So that'll work in regulated industries.

That's right.

Do you think we need something that's broader?

Our opinion was, we're no longer in the administration, that a base line FIPS [Federal Information Processing Standard] for everyone in the internet economy and that led to questions like do not track, which was sort of a manifestation of that policy in action. I do think we still need to have that consumer internet privacy bill of rights, there may be a new framework besides the way we've described it. The new FCC approach to privacy is to deregulate and shift the responsibility over to the Federal Trade Commission so voluntary enforceable codes of conduct might be the regulatory path. I don't know. But again, we're going to see flavors of different parties' prioritizing different aspects, but we do think there needs to be some regime, even if it's light touch, that advances the baseline privacy principles.

Sticking with the FCC, Ajit Pai has announced his intention to pretty much dismantle all the neutrality regulations across the board.

Cray-cray. What's he thinking?

It's not unexpected, since it's been his position for a number of years. But now he's putting that position into effect.

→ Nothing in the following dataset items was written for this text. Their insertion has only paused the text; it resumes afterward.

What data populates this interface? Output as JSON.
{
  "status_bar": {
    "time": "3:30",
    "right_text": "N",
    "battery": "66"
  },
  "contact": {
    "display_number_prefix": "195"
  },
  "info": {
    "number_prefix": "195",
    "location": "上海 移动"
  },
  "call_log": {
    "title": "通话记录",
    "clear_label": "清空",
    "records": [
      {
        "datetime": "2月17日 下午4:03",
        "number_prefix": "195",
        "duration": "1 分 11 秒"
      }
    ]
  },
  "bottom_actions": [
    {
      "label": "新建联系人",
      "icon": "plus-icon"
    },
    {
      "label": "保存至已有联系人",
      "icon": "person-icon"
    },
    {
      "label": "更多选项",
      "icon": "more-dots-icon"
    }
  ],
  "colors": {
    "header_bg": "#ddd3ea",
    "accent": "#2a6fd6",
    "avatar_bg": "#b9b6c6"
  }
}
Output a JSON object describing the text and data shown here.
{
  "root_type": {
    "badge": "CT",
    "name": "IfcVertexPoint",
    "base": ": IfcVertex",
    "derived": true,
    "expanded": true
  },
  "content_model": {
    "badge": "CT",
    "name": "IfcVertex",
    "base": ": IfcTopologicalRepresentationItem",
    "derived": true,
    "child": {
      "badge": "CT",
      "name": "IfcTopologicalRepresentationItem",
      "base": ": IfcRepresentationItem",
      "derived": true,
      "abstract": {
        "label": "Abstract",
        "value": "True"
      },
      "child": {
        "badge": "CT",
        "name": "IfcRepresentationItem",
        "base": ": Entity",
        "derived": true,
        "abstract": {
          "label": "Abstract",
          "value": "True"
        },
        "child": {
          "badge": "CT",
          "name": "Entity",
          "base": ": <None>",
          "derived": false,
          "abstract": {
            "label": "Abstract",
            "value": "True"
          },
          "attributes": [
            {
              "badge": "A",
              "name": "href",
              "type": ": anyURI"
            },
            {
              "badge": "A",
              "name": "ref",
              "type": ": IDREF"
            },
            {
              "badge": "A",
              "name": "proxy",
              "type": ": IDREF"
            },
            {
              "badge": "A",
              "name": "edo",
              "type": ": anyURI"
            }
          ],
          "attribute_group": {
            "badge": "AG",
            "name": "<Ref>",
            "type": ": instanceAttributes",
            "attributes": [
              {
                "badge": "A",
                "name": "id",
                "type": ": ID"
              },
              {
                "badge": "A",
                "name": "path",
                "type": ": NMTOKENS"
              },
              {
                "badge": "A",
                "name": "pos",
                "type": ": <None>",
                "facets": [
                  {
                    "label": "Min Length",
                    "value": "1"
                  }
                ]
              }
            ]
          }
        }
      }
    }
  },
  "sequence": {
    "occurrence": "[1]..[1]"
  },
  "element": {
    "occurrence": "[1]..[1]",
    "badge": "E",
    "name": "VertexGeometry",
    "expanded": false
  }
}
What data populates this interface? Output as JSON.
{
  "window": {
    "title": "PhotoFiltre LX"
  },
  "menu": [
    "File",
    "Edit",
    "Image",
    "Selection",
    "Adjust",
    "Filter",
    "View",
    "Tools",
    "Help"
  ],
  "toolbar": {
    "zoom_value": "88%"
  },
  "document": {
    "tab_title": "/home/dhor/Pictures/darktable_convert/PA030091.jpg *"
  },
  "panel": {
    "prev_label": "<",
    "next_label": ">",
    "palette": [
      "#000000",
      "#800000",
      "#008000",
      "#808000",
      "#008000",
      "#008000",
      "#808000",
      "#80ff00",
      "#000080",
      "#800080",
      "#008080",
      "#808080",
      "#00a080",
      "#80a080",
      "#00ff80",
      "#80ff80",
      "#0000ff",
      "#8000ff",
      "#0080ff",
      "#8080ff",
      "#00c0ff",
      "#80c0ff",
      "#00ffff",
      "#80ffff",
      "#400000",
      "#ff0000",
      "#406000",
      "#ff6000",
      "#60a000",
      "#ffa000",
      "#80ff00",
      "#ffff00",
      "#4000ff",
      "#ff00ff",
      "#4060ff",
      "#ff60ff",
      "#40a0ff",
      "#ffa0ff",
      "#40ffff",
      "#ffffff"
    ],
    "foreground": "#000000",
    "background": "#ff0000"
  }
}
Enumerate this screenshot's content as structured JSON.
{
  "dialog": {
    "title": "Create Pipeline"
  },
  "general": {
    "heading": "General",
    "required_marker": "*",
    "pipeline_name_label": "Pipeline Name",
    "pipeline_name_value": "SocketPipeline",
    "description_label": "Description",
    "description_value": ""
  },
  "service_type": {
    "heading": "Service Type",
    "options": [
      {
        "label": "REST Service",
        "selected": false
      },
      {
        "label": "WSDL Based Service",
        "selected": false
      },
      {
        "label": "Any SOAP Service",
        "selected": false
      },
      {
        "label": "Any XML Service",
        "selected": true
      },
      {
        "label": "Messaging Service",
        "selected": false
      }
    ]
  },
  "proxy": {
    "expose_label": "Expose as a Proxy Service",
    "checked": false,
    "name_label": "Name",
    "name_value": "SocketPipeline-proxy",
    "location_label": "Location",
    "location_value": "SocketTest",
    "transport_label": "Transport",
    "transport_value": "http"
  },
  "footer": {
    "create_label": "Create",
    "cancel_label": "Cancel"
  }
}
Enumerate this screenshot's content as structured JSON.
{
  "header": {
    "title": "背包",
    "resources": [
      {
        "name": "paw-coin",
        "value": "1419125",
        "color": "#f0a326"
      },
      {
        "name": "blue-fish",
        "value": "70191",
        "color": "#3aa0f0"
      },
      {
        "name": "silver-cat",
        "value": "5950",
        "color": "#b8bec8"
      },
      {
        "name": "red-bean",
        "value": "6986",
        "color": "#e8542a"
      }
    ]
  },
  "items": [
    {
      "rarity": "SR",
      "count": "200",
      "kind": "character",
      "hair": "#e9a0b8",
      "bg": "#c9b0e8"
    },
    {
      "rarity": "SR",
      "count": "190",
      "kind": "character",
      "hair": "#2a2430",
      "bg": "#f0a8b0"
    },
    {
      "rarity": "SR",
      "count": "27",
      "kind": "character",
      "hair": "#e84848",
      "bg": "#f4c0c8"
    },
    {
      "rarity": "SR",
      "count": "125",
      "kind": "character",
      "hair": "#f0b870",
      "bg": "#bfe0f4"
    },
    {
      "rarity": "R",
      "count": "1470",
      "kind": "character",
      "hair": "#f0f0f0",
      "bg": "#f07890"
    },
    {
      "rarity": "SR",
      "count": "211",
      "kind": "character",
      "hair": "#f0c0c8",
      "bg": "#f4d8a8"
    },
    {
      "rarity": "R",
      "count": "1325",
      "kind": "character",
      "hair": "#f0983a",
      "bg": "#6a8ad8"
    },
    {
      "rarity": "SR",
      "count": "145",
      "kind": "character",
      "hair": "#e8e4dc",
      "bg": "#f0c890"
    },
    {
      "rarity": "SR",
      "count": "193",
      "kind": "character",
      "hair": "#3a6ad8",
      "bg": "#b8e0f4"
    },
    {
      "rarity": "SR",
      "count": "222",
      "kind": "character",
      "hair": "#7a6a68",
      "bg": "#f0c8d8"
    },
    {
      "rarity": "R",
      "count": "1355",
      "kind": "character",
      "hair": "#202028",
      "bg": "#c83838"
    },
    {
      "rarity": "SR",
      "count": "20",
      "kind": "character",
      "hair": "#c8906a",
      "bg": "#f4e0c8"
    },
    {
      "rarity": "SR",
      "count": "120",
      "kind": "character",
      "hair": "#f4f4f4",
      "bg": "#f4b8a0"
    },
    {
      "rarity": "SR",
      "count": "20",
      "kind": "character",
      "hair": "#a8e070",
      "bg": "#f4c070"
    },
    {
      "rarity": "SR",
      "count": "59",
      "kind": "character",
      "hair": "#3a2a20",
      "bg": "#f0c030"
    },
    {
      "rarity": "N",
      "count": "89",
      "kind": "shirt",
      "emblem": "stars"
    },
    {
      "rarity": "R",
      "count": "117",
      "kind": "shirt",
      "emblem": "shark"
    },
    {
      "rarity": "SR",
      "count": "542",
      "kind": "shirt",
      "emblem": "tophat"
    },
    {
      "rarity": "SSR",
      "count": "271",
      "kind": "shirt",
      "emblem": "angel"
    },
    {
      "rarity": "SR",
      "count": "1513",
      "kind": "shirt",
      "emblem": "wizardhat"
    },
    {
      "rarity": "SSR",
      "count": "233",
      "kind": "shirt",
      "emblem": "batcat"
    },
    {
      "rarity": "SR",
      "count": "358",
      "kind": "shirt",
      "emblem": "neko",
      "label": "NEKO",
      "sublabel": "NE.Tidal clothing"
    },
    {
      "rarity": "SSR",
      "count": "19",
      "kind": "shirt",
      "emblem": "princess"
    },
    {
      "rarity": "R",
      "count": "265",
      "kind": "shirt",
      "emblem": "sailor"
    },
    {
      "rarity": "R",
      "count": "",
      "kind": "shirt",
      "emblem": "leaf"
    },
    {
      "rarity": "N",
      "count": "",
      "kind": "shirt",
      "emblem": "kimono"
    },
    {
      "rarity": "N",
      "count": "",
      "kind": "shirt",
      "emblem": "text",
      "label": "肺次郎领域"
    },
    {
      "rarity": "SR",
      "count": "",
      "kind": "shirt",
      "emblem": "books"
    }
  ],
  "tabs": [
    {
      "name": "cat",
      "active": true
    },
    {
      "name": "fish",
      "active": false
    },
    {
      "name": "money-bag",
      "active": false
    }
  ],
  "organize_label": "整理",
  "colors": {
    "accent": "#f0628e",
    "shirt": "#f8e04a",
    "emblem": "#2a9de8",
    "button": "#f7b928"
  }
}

Can you explain why consumers should care about net neutrality protections?

So we have believed, universally, in a free and open internet. Frankly, both parties have been committed to a free and open internet. And their only debate is whether a preventive regulation might retain what we live today or whether we wait for a crisis to emerge and then respond.

Now, thoughtful people can have disagreement about the threat but what I would say to the American people, and frankly to those around the world, is if you believe a core value of our internet is that you can say what you want, you can consume whatever you want and it's your choice how and in what manner you engage, then why not instantiate that in our global framework? Not so much whether the US is more or less aggressive around this but also to protect our free and open internet when we travel around the world.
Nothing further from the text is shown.